O partido de Marine Le Pen chama-lhe “Refundação Republicana”.
Refundação
Republicana
Democracia
A FN é
anti-europeísta. Sempre foi. E vê na União Europeia (e nos
Tratados europeus) uma perda da soberania francesa.
“É necessária
uma recuperação real da nossa República democrática. A
Constituição mantém a sua superioridade sobre Tratados
internacionais.” Mas para que essa “superioridade” não seja
apenas palavras ocas, a FN propõe-se criar um ministério das
Soberanias que seja “responsável pela coordenação, a nível
técnico, da renegociação dos Tratados e da restauração de
soberania nacional em todas as áreas onde desapareceu. É necessário
reformar a Constituição para o retorno da democracia.” Aqui,
fala-se pela primeira vez de reforma da Constituição. Mas
vagamente. Para renegociar (ou até “rasgar”) Tratados europeus
ou criar ministérios novos, não é necessário reformar a
Constituição.
Adiante.
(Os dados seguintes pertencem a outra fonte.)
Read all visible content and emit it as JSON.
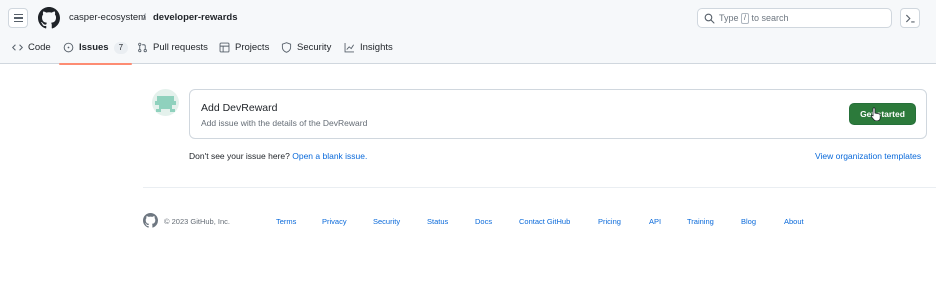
{
  "header": {
    "owner": "casper-ecosystem",
    "separator": "/",
    "repo": "developer-rewards",
    "search": {
      "prefix": "Type",
      "key": "/",
      "suffix": "to search"
    }
  },
  "tabs": [
    {
      "label": "Code",
      "icon": "code-icon"
    },
    {
      "label": "Issues",
      "icon": "issue-opened-icon",
      "count": "7",
      "active": true
    },
    {
      "label": "Pull requests",
      "icon": "pull-request-icon"
    },
    {
      "label": "Projects",
      "icon": "table-icon"
    },
    {
      "label": "Security",
      "icon": "shield-icon"
    },
    {
      "label": "Insights",
      "icon": "graph-icon"
    }
  ],
  "template": {
    "title": "Add DevReward",
    "description": "Add issue with the details of the DevReward",
    "button": "Get started"
  },
  "blank_issue": {
    "prompt": "Don't see your issue here?",
    "link": "Open a blank issue."
  },
  "org_templates_link": "View organization templates",
  "footer": {
    "copyright": "© 2023 GitHub, Inc.",
    "links": [
      "Terms",
      "Privacy",
      "Security",
      "Status",
      "Docs",
      "Contact GitHub",
      "Pricing",
      "API",
      "Training",
      "Blog",
      "About"
    ]
  },
  "colors": {
    "accent_green": "#2c7a3b",
    "link_blue": "#0969da",
    "active_tab_underline": "#fd8c73"
  }
}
Outra
modificação na Democracia que a FN propõe é da eleição do
Presidente da República. E com efeitos logo na eleição
Presidencial seguinte à de 2017. Propõe a extrema-direita que o
mandato no Eliseu não seja renovável, por um lado, mas que dure
sete e não cinco anos, por outro. “Esta será uma garantia de
honestidade e eficiência na política do Chefe de Estado. Este deve
agir apenas de acordo com os seus compromissos para com os franceses
e não com vista a uma reeleição.”
A Constituição, a
ser reformada, sê-lo-ia no Parlamento. Mas a FN de Marine Le Pen
quer alterar isso. “Somente as pessoas serão capazes de desfazer o
que as pessoas fizeram.” Quer isto dizer que a extrema-direita
pretende que, “no futuro”, as reformas na Constituição sejam
referendadas. Todas. Até esta.
Por último, a FN,
“evitando conflitos de interesse”, propõe no seu programa
político que “cada nomeação política ou administrativa seja
investigada” cuidadosamente. “A experiência profissional de cada
um, começando com os Ministros, será examinada por uma alta
instância de prevenção de conflitos de interesse.” Uma alta
instância que será nomeada por… altas instâncias: os presidentes
do Senado e da Assembleia.
Laicidade
A França é um
Estado laico. Como Portugal é. Mas a FN quer “reforçar” essa
laicidade. E quer reforçá-la na Constituição. O mesmo será dizer
que, direta ou indiretamente, mais ou menos sub-repticiamente, o
partido de Le Pen quer acabar com os cultos religiosos.
O partido de
extrema-direita socorre-se no seu programa político da Constituição,
que diz: “A República garante a liberdade de consciência. Ela
garante o livre exercício da religião.” Mas o que a FN quer que
lá se diga é: “A República não reconhece qualquer comunidade.”
Para garantir a
aplicação de uma política “coerente e nacional” de proteção
e promoção do laicismo, será criado (assim a FN seja eleita em
2017) um “Ministério do Interior, Imigração e Laicismo”.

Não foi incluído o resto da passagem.